Hindley, an English writer of popular histories, is working in a crowded field dominated largely by compatriots such as Steven Runciman, whose work on the Crusades is indispensable. This one is not, but Hindley does a generally competent job in outlining the historical currents that were flowing through Western Europe when the good knights of France decided that the liberation of the Holy Land from its Arab conquerors would be a worthy pursuit. Their cross-blazoned banners, whence crusade, occasioned a shift in meaning of the Arabic word jihad, which, Hindley writes, had formerly meant “the effort to advance Islam in one’s own life by striving for religious virtue,” but in the 11th century, as today, came to denote striving in warfare to free the world of infidels—and particularly the “Franks,” as the warriors of Islam called all Europeans, mostly because the crusading enterprise was dominated by French and Anglo-Norman lords such as Robert Giscard and Richard Lionheart. The foot soldiers of the Crusades, Hindley writes, made up of elements from many nations, were well aware of the differences among themselves: the French considered themselves to be superior, the Germans disliked the French, the Danes were happy to keep to themselves and drink themselves silly, and “everybody despised the wily, schismatic Greeks.” The attendant disunity, as much as disease and Saladin’s hard-fighting soldiers, caused many a disastrous defeat.
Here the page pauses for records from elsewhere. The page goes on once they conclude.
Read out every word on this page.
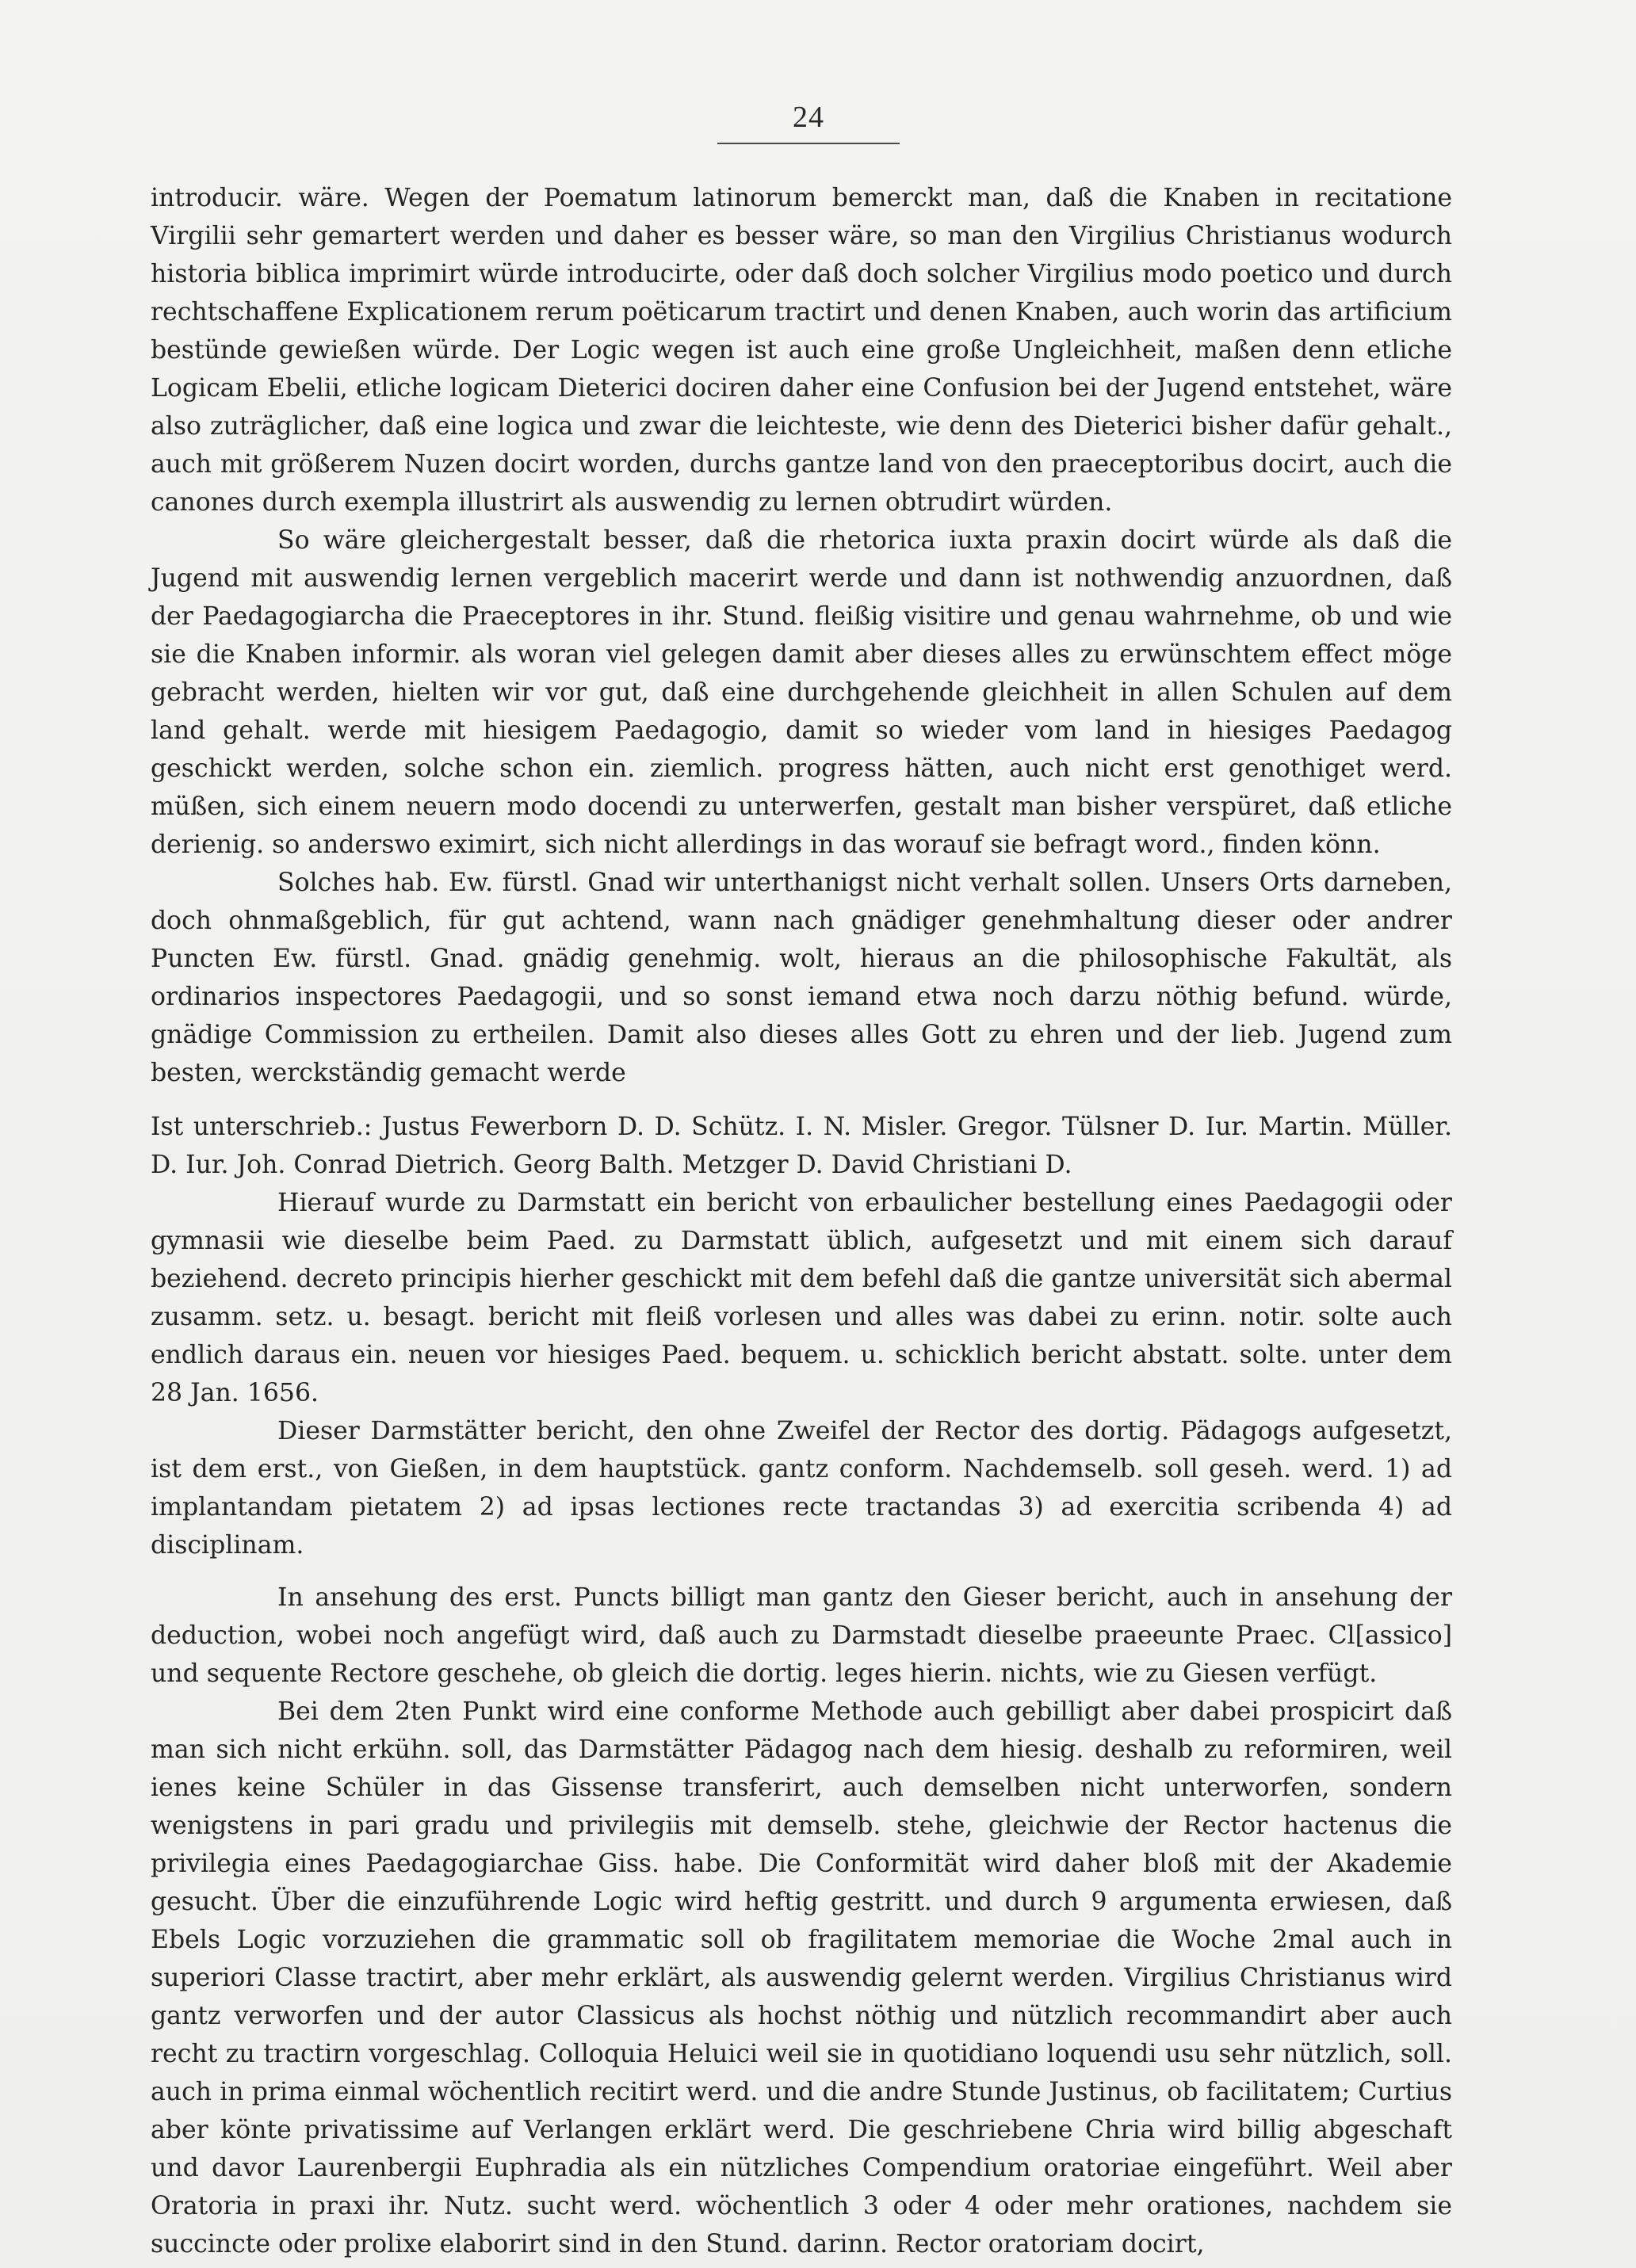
24

introducir. wäre. Wegen der Poematum latinorum bemerckt man, daß die Knaben in recitatione Virgilii sehr gemartert werden und daher es besser wäre, so man den Virgilius Christianus wodurch historia biblica imprimirt würde introducirte, oder daß doch solcher Virgilius modo poetico und durch rechtschaffene Explicationem rerum poëticarum tractirt und denen Knaben, auch worin das artificium bestünde gewießen würde. Der Logic wegen ist auch eine große Ungleichheit, maßen denn etliche Logicam Ebelii, etliche logicam Dieterici dociren daher eine Confusion bei der Jugend entstehet, wäre also zuträglicher, daß eine logica und zwar die leichteste, wie denn des Dieterici bisher dafür gehalt., auch mit größerem Nuzen docirt worden, durchs gantze land von den praeceptoribus docirt, auch die canones durch exempla illustrirt als auswendig zu lernen obtrudirt würden.

So wäre gleichergestalt besser, daß die rhetorica iuxta praxin docirt würde als daß die Jugend mit auswendig lernen vergeblich macerirt werde und dann ist nothwendig anzuordnen, daß der Paedagogiarcha die Praeceptores in ihr. Stund. fleißig visitire und genau wahrnehme, ob und wie sie die Knaben informir. als woran viel gelegen damit aber dieses alles zu erwünschtem effect möge gebracht werden, hielten wir vor gut, daß eine durchgehende gleichheit in allen Schulen auf dem land gehalt. werde mit hiesigem Paedagogio, damit so wieder vom land in hiesiges Paedagog geschickt werden, solche schon ein. ziemlich. progress hätten, auch nicht erst genothiget werd. müßen, sich einem neuern modo docendi zu unterwerfen, gestalt man bisher verspüret, daß etliche derienig. so anderswo eximirt, sich nicht allerdings in das worauf sie befragt word., finden könn.

Solches hab. Ew. fürstl. Gnad wir unterthanigst nicht verhalt sollen. Unsers Orts darneben, doch ohnmaßgeblich, für gut achtend, wann nach gnädiger genehmhaltung dieser oder andrer Puncten Ew. fürstl. Gnad. gnädig genehmig. wolt, hieraus an die philosophische Fakultät, als ordinarios inspectores Paedagogii, und so sonst iemand etwa noch darzu nöthig befund. würde, gnädige Commission zu ertheilen. Damit also dieses alles Gott zu ehren und der lieb. Jugend zum besten, werckständig gemacht werde

Ist unterschrieb.: Justus Fewerborn D. D. Schütz. I. N. Misler. Gregor. Tülsner D. Iur. Martin. Müller. D. Iur. Joh. Conrad Dietrich. Georg Balth. Metzger D. David Christiani D.

Hierauf wurde zu Darmstatt ein bericht von erbaulicher bestellung eines Paedagogii oder gymnasii wie dieselbe beim Paed. zu Darmstatt üblich, aufgesetzt und mit einem sich darauf beziehend. decreto principis hierher geschickt mit dem befehl daß die gantze universität sich abermal zusamm. setz. u. besagt. bericht mit fleiß vorlesen und alles was dabei zu erinn. notir. solte auch endlich daraus ein. neuen vor hiesiges Paed. bequem. u. schicklich bericht abstatt. solte. unter dem 28 Jan. 1656.

Dieser Darmstätter bericht, den ohne Zweifel der Rector des dortig. Pädagogs aufgesetzt, ist dem erst., von Gießen, in dem hauptstück. gantz conform. Nachdemselb. soll geseh. werd. 1) ad implantandam pietatem 2) ad ipsas lectiones recte tractandas 3) ad exercitia scribenda 4) ad disciplinam.

In ansehung des erst. Puncts billigt man gantz den Gieser bericht, auch in ansehung der deduction, wobei noch angefügt wird, daß auch zu Darmstadt dieselbe praeeunte Praec. Cl[assico] und sequente Rectore geschehe, ob gleich die dortig. leges hierin. nichts, wie zu Giesen verfügt.

Bei dem 2ten Punkt wird eine conforme Methode auch gebilligt aber dabei prospicirt daß man sich nicht erkühn. soll, das Darmstätter Pädagog nach dem hiesig. deshalb zu reformiren, weil ienes keine Schüler in das Gissense transferirt, auch demselben nicht unterworfen, sondern wenigstens in pari gradu und privilegiis mit demselb. stehe, gleichwie der Rector hactenus die privilegia eines Paedagogiarchae Giss. habe. Die Conformität wird daher bloß mit der Akademie gesucht. Über die einzuführende Logic wird heftig gestritt. und durch 9 argumenta erwiesen, daß Ebels Logic vorzuziehen die grammatic soll ob fragilitatem memoriae die Woche 2mal auch in superiori Classe tractirt, aber mehr erklärt, als auswendig gelernt werden. Virgilius Christianus wird gantz verworfen und der autor Classicus als hochst nöthig und nützlich recommandirt aber auch recht zu tractirn vorgeschlag. Colloquia Heluici weil sie in quotidiano loquendi usu sehr nützlich, soll. auch in prima einmal wöchentlich recitirt werd. und die andre Stunde Justinus, ob facilitatem; Curtius aber könte privatissime auf Verlangen erklärt werd. Die geschriebene Chria wird billig abgeschaft und davor Laurenbergii Euphradia als ein nützliches Compendium oratoriae eingeführt. Weil aber Oratoria in praxi ihr. Nutz. sucht werd. wöchentlich 3 oder 4 oder mehr orationes, nachdem sie succincte oder prolixe elaborirt sind in den Stund. darinn. Rector oratoriam docirt,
Usefully, Hindley extends his discussion of the Crusades to embrace holy war against not just Muslims, but also the non-Christian peoples of the Baltic, who rightly terrified the crusaders: “Where Catholic Christendom burnt its heretics,” he cheerily observes, “the pagan Lithuanians burnt their prisoners of war on ritual pyres.”
Sketchy but readable: somewhat worthwhile in a time of renewed strife between the Western and Islamic spheres.